Reporters sans frontières est profondément révoltée par l’assassinat de Lasantha Wickrematunga, rédacteur en chef de l’hebdomadaire Sunday Leader, le 8 janvier 2009, par des inconnus circulant à moto.
"Le Sri Lanka vient de perdre l’un de ses journalistes les plus talentueux, courageux et iconoclaste. Le président Mahinda Rajapaksa et ses proches, mais également les médias gouvernementaux, portent une responsabilité directe dans la mort de Lasantha Wickrematunga. Pour avoir incité à la haine contre lui, mais également pour avoir laissé s’installer une impunité scandaleuse dans les attaques contre la presse. Cet assassinat est une infamie qui salit l’image du Sri Lanka, et ne doit pas rester impuni", a déclaré l’organisation qui adresse ses condoléances à sa famille et ses collègues.
"Les victoires militaires dans le Nord ne doivent pas autoriser les escadrons de la mort à semer la terreur parmi les opposants au gouvernement, et notamment les journalistes critiques. La communauté internationale doit tout faire pour que cesse cette vendetta politique", a ajouté l’organisation.
Lors d’un entretien accordé à Colombo, en octobre 2008, à un Reporters sans frontières, le président Mahinda Rajapaksa avait qualifié Lasantha Wickrematunga de "journaliste terroriste".

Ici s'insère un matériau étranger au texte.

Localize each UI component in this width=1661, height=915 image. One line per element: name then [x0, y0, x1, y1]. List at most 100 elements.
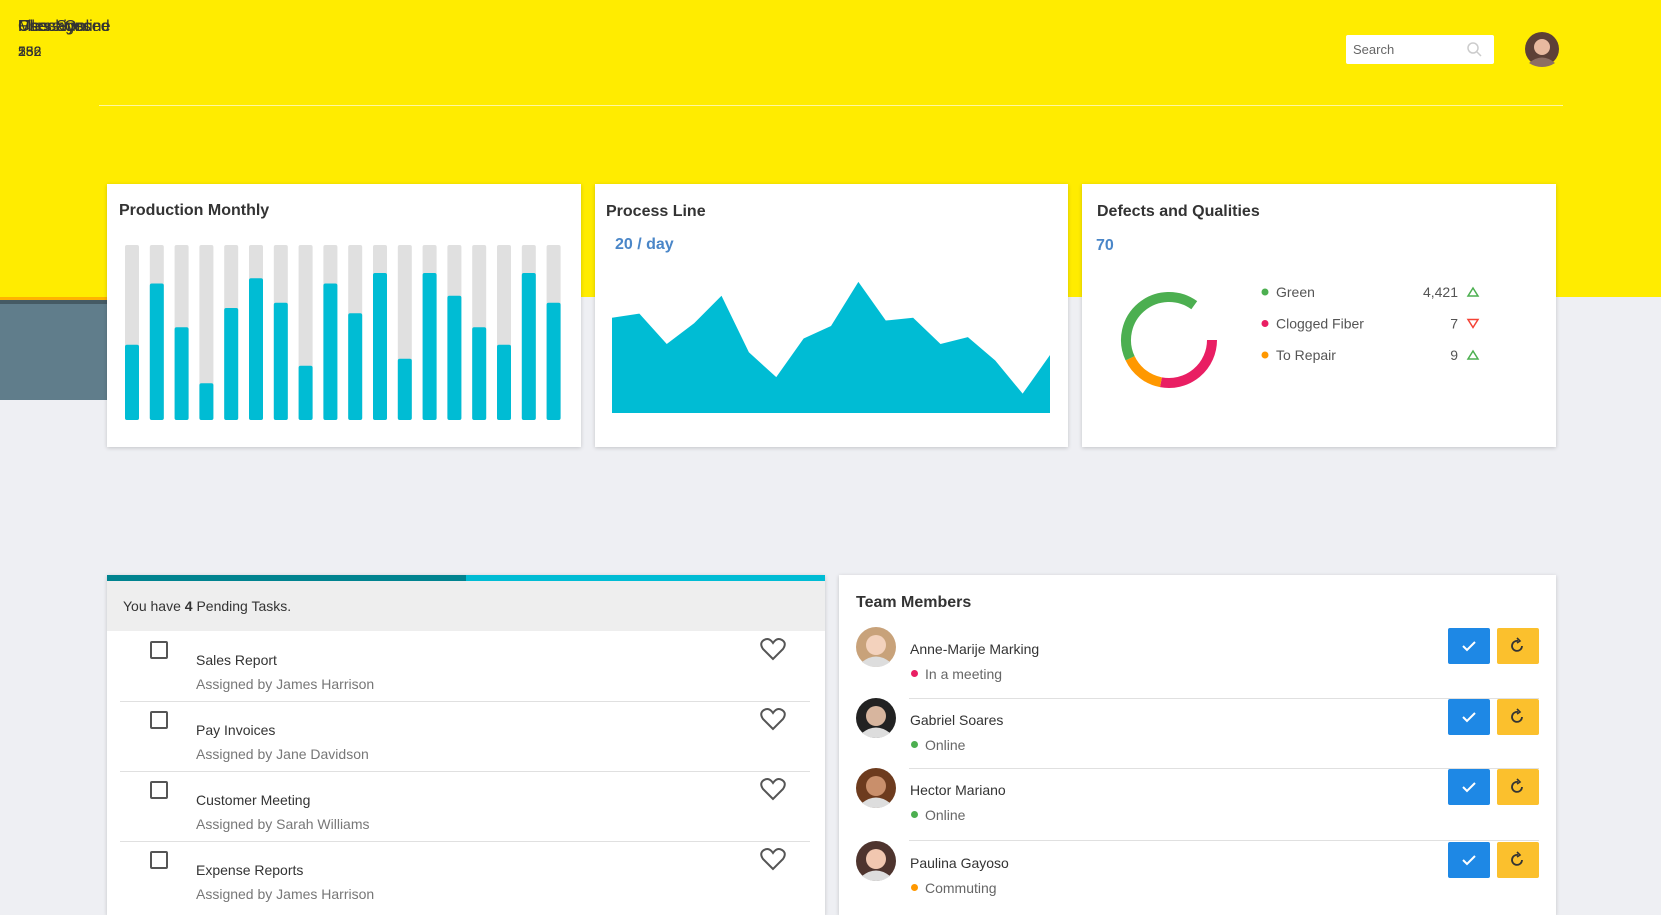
legend-value: 9 [1450, 347, 1458, 363]
bar [422, 273, 437, 420]
tasks-intro: You have 4 Pending Tasks. [123, 598, 291, 614]
stat-title: Files Synced [18, 18, 110, 35]
task-title: Customer Meeting [196, 792, 311, 808]
row-divider [120, 771, 810, 772]
row-divider [909, 768, 1539, 769]
bar [249, 278, 263, 420]
status-dot [911, 670, 918, 677]
member-status: In a meeting [925, 666, 1003, 682]
member-name: Paulina Gayoso [910, 855, 1009, 871]
header-rule [99, 105, 1563, 106]
card-title: Production Monthly [119, 202, 270, 219]
stat-title: Checkins [18, 18, 84, 35]
defects-card: Defects and Qualities 70 Green 4,421 Clogg… [1082, 184, 1556, 447]
heart-icon[interactable] [760, 848, 786, 872]
team-panel: Team Members Anne-Marije Marking In a mee… [839, 575, 1556, 915]
status-dot [911, 884, 918, 891]
check-icon [1462, 641, 1476, 652]
member-avatar [856, 768, 896, 808]
task-assigned: Assigned by James Harrison [196, 886, 375, 902]
task-row: Sales Report Assigned by James Harrison [107, 631, 825, 702]
checkbox[interactable] [150, 781, 168, 799]
donut-segment [1160, 339, 1217, 388]
stat-value: 152 [18, 43, 42, 59]
refresh-button[interactable] [1497, 769, 1539, 805]
checkbox[interactable] [150, 641, 168, 659]
status-dot [911, 741, 918, 748]
refresh-icon [1511, 708, 1523, 723]
check-icon [1462, 712, 1476, 723]
heart-icon[interactable] [760, 778, 786, 802]
legend-name: Green [1276, 284, 1315, 300]
member-avatar [856, 698, 896, 738]
bar-track [199, 245, 214, 420]
row-divider [909, 698, 1539, 699]
task-row: Customer Meeting Assigned by Sarah Willia… [107, 771, 825, 842]
refresh-icon [1511, 851, 1523, 866]
bar-chart [125, 245, 561, 420]
approve-button[interactable] [1448, 628, 1490, 664]
approve-button[interactable] [1448, 699, 1490, 735]
approve-button[interactable] [1448, 769, 1490, 805]
rate: 20 / day [615, 236, 674, 253]
member-name: Anne-Marije Marking [910, 641, 1040, 657]
bar [273, 302, 288, 420]
search-box[interactable]: Search [1346, 35, 1494, 64]
status-dot [911, 811, 918, 818]
member-name: Hector Mariano [910, 782, 1006, 798]
legend-dot [1261, 351, 1269, 359]
refresh-icon [1511, 637, 1523, 652]
member-name: Gabriel Soares [910, 712, 1004, 728]
bar [323, 283, 338, 420]
bar [348, 313, 363, 420]
bar [298, 365, 313, 420]
heart-icon[interactable] [760, 638, 786, 662]
task-title: Sales Report [196, 652, 277, 668]
total: 70 [1096, 237, 1114, 254]
legend-value: 7 [1450, 316, 1458, 332]
tasks-panel: You have 4 Pending Tasks. Sales Report As… [107, 575, 825, 915]
row-divider [909, 840, 1539, 841]
tasks-header: You have 4 Pending Tasks. [107, 581, 825, 631]
bar [397, 358, 412, 420]
legend-name: Clogged Fiber [1276, 316, 1364, 332]
donut-segment [1121, 292, 1198, 361]
approve-button[interactable] [1448, 842, 1490, 878]
trend-icon [1466, 318, 1480, 329]
bar [224, 308, 239, 420]
intro-prefix: You have [123, 598, 181, 614]
bar [149, 283, 164, 420]
check-icon [1462, 855, 1476, 866]
task-assigned: Assigned by Jane Davidson [196, 746, 369, 762]
legend-name: To Repair [1276, 347, 1336, 363]
card-title: Team Members [856, 594, 972, 611]
process-card: Process Line 20 / day [595, 184, 1068, 447]
task-title: Pay Invoices [196, 722, 276, 738]
legend-dot [1261, 320, 1269, 327]
checkbox[interactable] [150, 711, 168, 729]
bar [125, 344, 139, 420]
task-title: Expense Reports [196, 862, 304, 878]
trend-icon [1466, 286, 1480, 297]
checkbox[interactable] [150, 851, 168, 869]
card-title: Defects and Qualities [1097, 203, 1260, 220]
task-count: 4 [184, 598, 193, 614]
stat-title: Users Online [18, 18, 111, 35]
trend-icon [1466, 349, 1480, 360]
user-avatar[interactable] [1525, 32, 1565, 72]
progress-fill [107, 575, 466, 581]
member-status: Commuting [925, 880, 997, 896]
row-divider [120, 701, 810, 702]
stat-value: 256 [18, 43, 42, 59]
member-avatar [856, 627, 896, 667]
heart-icon[interactable] [760, 708, 786, 732]
refresh-button[interactable] [1497, 842, 1539, 878]
bar [199, 383, 214, 420]
donut-segment [1125, 355, 1163, 388]
task-assigned: Assigned by James Harrison [196, 676, 375, 692]
refresh-button[interactable] [1497, 699, 1539, 735]
legend-dot [1261, 288, 1269, 296]
search-icon [1467, 42, 1482, 57]
refresh-button[interactable] [1497, 628, 1539, 664]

Dans la matinée du 8 janvier 2009, deux hommes circulant à moto ont suivi Lasantha Wickrematunga, alors qu’il se rendait en voiture à son travail. A l’aide d’une barre de fer, les assaillants ont brisé la vitre du véhicule du journaliste, avant de tirer sur lui à bout portant. Lasantha Wickrematunga a été touché à la tête, au ventre et à la poitrine. Transféré dans un hôpital de Colombo, il est mort quelques heures plus tard. L’attaque s’est produite à environ 100 mètres d’un check point de l’armée de l’air, près de l’un des aéroports de la capitale.

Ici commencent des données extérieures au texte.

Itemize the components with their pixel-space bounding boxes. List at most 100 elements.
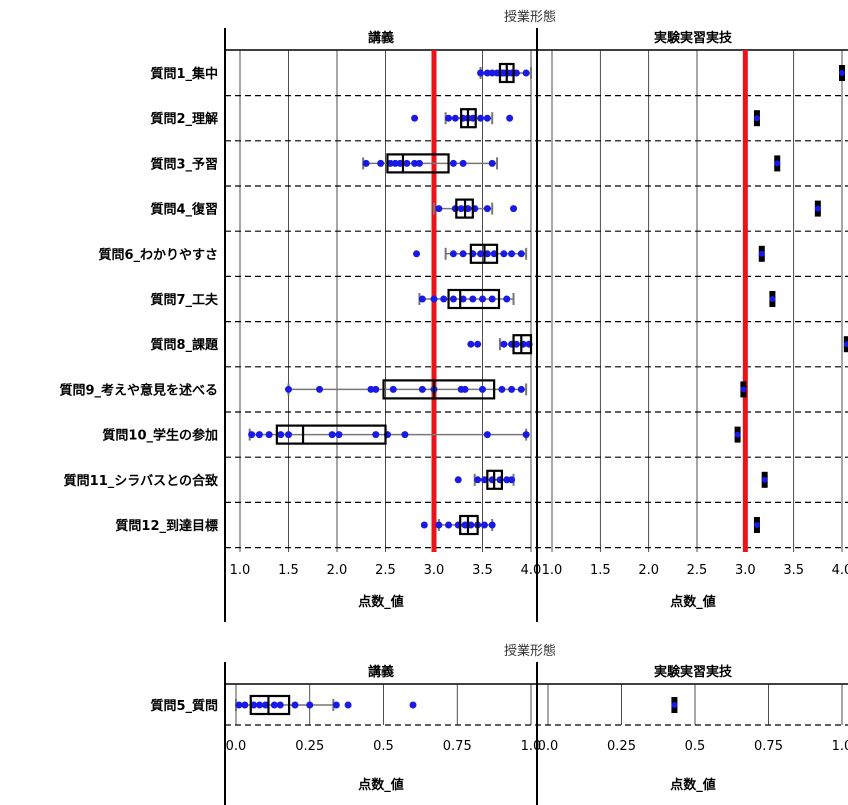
data-point <box>332 701 340 709</box>
data-point <box>467 340 475 348</box>
row-label-5: 質問7_工夫 <box>150 292 219 308</box>
row-label-8: 質問10_学生の参加 <box>102 428 218 444</box>
data-point <box>316 385 324 393</box>
data-point <box>255 431 263 439</box>
data-point <box>401 431 409 439</box>
data-point <box>461 521 469 529</box>
data-point <box>459 295 467 303</box>
practical-point <box>740 386 747 393</box>
data-point <box>276 701 284 709</box>
data-point <box>440 295 448 303</box>
data-point <box>403 159 411 167</box>
practical-point <box>753 115 760 122</box>
plot-marks <box>248 62 848 536</box>
practical-point <box>761 476 768 483</box>
plot-marks-2 <box>235 694 678 716</box>
x-tick-label: 3.0 <box>735 563 756 578</box>
data-point <box>510 205 518 213</box>
data-point <box>488 295 496 303</box>
practical-point <box>758 250 765 257</box>
practical-point <box>843 341 848 348</box>
data-point <box>483 431 491 439</box>
x-tick-label: 2.5 <box>375 563 396 578</box>
data-point <box>479 295 486 303</box>
x-tick-label: 1.0 <box>542 563 563 578</box>
data-point <box>328 431 336 439</box>
data-point <box>467 521 475 529</box>
row-label-9: 質問11_シラバスとの合致 <box>64 473 219 489</box>
x-tick-labels: 1.0 1.5 2.0 2.5 3.0 3.5 4.0 1.0 1.5 2.0 2.5 3.0 3.5 4… <box>230 563 848 578</box>
data-point <box>256 701 264 709</box>
x-axis-label-practical-2: 点数_値 <box>670 777 716 793</box>
data-point <box>449 295 457 303</box>
row-label-0: 質問1_集中 <box>150 66 218 82</box>
practical-point <box>753 522 760 528</box>
data-point <box>488 521 496 529</box>
iqr-box <box>386 153 450 174</box>
data-point <box>277 431 285 439</box>
x-tick-label: 0.5 <box>685 739 706 754</box>
data-point <box>459 250 467 258</box>
row-label-6: 質問8_課題 <box>150 337 219 353</box>
data-point <box>285 431 292 439</box>
data-point <box>522 69 530 77</box>
x-tick-label: 0.75 <box>754 739 783 754</box>
data-point <box>461 385 469 393</box>
data-point <box>480 521 488 529</box>
data-point <box>477 69 485 77</box>
data-point <box>469 114 477 122</box>
facet-title-practical-2: 実験実習実技 <box>654 664 733 680</box>
data-point <box>508 476 516 484</box>
data-point <box>508 385 516 393</box>
data-point <box>396 159 404 167</box>
data-point <box>411 114 419 122</box>
x-tick-label: 4.0 <box>832 563 848 578</box>
x-tick-label: 0.5 <box>373 739 394 754</box>
data-point <box>503 295 511 303</box>
data-point <box>372 431 380 439</box>
data-point <box>506 114 514 122</box>
facet-title-lecture-2: 講義 <box>368 664 394 680</box>
data-point <box>500 340 508 348</box>
x-tick-label: 1.5 <box>590 563 611 578</box>
x-tick-label: 1.5 <box>278 563 299 578</box>
x-tick-label: 3.5 <box>472 563 493 578</box>
x-tick-label: 3.5 <box>783 563 804 578</box>
data-point <box>420 521 428 529</box>
data-point <box>517 250 525 258</box>
x-tick-label: 2.0 <box>638 563 659 578</box>
data-point <box>367 385 375 393</box>
data-point <box>454 476 462 484</box>
data-point <box>415 159 423 167</box>
data-point <box>508 250 516 258</box>
x-tick-label: 0.0 <box>226 739 247 754</box>
data-point <box>512 69 520 77</box>
data-point <box>391 159 399 167</box>
iqr-box <box>275 424 387 445</box>
data-point <box>335 431 343 439</box>
data-point <box>344 701 352 709</box>
data-point <box>413 250 421 258</box>
x-tick-label: 1.0 <box>832 739 848 754</box>
data-point <box>488 159 496 167</box>
iqr-box <box>249 694 291 716</box>
data-point <box>483 250 491 258</box>
data-point <box>479 385 486 393</box>
iqr-box <box>447 288 501 310</box>
facet-title-practical: 実験実習実技 <box>654 30 733 46</box>
data-point <box>480 476 488 484</box>
data-point <box>389 385 397 393</box>
group-title-2: 授業形態 <box>504 643 556 659</box>
data-point <box>430 295 438 303</box>
data-point <box>248 431 256 439</box>
practical-point <box>839 70 845 76</box>
data-point <box>285 385 292 393</box>
x-tick-label: 0.0 <box>538 739 559 754</box>
data-point <box>372 385 380 393</box>
grid-lines-2 <box>235 684 843 725</box>
data-point <box>435 521 443 529</box>
data-point <box>445 114 453 122</box>
practical-point <box>734 431 741 438</box>
data-point <box>377 159 385 167</box>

Lasantha Wickrematunga, dont la publication se distingue par son franc-parler et ses investigations sur le terrain des affaires, a été l’objet de nombreuses intimidations ou de plaintes pour "diffamation". La dernière provenait du frère du président, Gotabhaya Rajapakse, qui avait obtenu d’un tribunal que le Sunday Leader soit interdit de parler de lui pendant plusieurs semaines. Egalement avocat, Lasantha Wickrematunga avait expliqué dans un entretien avec Reporters sans frontières que son objectif en tant que journaliste était de "dénoncer la cupidité et les mensonges des puissants". De fait, son journal s’était spécialisé dans les enquêtes fracassantes sur la corruption et les abus de pouvoir au Sri Lanka.
En novembre 2007, un groupe d’hommes armés avait détruit l’imprimerie du groupe de presse Leader Publications, situé dans une zone placée sous haute sécurité, près de Colombo. Lasantha Wickramatunga avait dénoncé auprès de Reporters sans frontières une "opération commando soutenue par le gouvernement". La police n’a procédé à aucune enquête sérieuse dans cette affaire.
Le Sri Lanka est classé à la 165e position – la pire pour un pays démocratique – dans le classement mondial de la liberté de la presse 2008 de Reporters sans frontières. Deux journalistes y ont été tués en 2008 et deux autres professionnels des médias, J. S. Tissanayagam et Vettivel Jasikaran, y sont emprisonnés.